The second addressable factor, they continued, relates to women’s smaller body size, with 72% versus 9% of men falling below the optimal height cutoff of 166 cm (about 65.4 inches). Women who access pediatric livers, however, experience the same wait-list mortality as men, a 2018 study found.
Assuming an access to DDLTs equal to men’s, the deaths of more than 800 women over the past decade may have been prevented, Verna and Lai calculated. “It is now time to move the debate from ongoing documentation of the disparity to discussing which concrete changes should be pursued first and how success will be measured.”

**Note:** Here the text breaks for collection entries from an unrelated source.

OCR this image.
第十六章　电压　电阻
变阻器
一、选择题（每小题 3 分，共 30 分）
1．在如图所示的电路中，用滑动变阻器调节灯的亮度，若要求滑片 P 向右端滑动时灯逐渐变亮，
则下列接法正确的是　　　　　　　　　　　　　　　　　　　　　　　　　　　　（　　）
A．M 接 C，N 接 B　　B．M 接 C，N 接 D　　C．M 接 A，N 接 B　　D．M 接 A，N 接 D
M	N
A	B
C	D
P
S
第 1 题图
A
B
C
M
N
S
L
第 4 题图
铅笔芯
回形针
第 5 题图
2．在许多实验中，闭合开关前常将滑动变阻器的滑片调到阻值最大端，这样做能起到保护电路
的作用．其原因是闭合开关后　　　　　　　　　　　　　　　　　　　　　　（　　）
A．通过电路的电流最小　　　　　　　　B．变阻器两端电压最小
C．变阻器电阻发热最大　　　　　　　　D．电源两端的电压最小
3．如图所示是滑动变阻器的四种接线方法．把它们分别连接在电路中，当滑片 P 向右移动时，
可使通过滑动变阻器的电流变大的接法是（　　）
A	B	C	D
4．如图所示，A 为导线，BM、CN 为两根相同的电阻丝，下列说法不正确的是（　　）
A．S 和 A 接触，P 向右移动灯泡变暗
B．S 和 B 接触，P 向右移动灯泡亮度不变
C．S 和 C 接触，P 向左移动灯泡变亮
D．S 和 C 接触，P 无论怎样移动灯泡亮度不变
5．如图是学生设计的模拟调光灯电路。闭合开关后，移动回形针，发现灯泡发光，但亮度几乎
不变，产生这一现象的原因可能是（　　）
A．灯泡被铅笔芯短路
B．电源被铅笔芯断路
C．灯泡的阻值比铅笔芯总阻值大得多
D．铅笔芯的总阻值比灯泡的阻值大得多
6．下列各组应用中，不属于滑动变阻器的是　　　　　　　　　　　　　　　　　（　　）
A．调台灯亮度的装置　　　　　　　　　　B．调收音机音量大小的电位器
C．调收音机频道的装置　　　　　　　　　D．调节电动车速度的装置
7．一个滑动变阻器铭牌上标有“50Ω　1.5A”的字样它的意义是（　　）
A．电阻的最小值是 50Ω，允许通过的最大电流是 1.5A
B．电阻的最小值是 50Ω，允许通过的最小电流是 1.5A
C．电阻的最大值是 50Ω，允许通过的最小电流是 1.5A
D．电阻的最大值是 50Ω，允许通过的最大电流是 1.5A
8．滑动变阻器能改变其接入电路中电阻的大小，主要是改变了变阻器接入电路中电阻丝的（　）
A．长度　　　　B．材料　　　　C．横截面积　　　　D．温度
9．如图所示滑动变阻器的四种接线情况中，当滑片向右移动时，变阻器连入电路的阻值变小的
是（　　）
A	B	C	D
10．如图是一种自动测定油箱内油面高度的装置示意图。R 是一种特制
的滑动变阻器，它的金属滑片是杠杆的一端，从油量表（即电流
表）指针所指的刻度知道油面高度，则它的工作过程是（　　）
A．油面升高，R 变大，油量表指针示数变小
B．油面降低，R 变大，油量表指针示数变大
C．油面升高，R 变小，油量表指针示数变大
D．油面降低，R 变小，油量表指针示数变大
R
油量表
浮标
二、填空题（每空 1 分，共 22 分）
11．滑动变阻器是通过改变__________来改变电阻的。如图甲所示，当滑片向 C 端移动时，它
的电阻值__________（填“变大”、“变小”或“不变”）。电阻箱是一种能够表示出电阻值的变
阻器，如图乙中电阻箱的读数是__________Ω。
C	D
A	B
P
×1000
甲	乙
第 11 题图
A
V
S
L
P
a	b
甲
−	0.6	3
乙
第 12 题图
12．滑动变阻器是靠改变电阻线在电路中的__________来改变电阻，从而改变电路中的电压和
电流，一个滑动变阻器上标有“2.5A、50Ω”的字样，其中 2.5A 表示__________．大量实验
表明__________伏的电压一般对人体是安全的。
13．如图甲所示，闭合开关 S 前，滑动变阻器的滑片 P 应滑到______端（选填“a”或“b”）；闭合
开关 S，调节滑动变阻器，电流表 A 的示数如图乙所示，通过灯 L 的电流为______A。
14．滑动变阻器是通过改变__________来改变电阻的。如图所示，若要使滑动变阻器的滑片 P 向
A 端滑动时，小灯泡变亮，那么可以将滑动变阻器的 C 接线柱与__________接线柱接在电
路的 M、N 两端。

Study limitations, Locke and co-authors noted, included the reliability and accuracy of variables captured by the Organ Procurement and Transplantation Network. Moreover, other factors not routinely captured by the network may have been associated with disparities in allocation or may have confounded the findings specific to sex. In addition, the team said, variances of estimates derived from the study’s inverse odds ratio weighting can be wider than in other mediation methods, and the study may not have detected smaller mediating factors such as geographic factors.
Locke reported financial relationships with Sanofi and Hansa Medical; a co-author reported financial relationships with CareDx, Natera, and Veloxis.
Naugler and Orloff reported no conflicts of interest.
Verna reported financial relationships with Salix Pharmaceuticals and Gilead Sciences. Lai reported financial relationships with Axcella Health, BioMarin, Ambys Medicines, Pliant Therapeutics, and Genentech, and grants from the National Institutes of Health.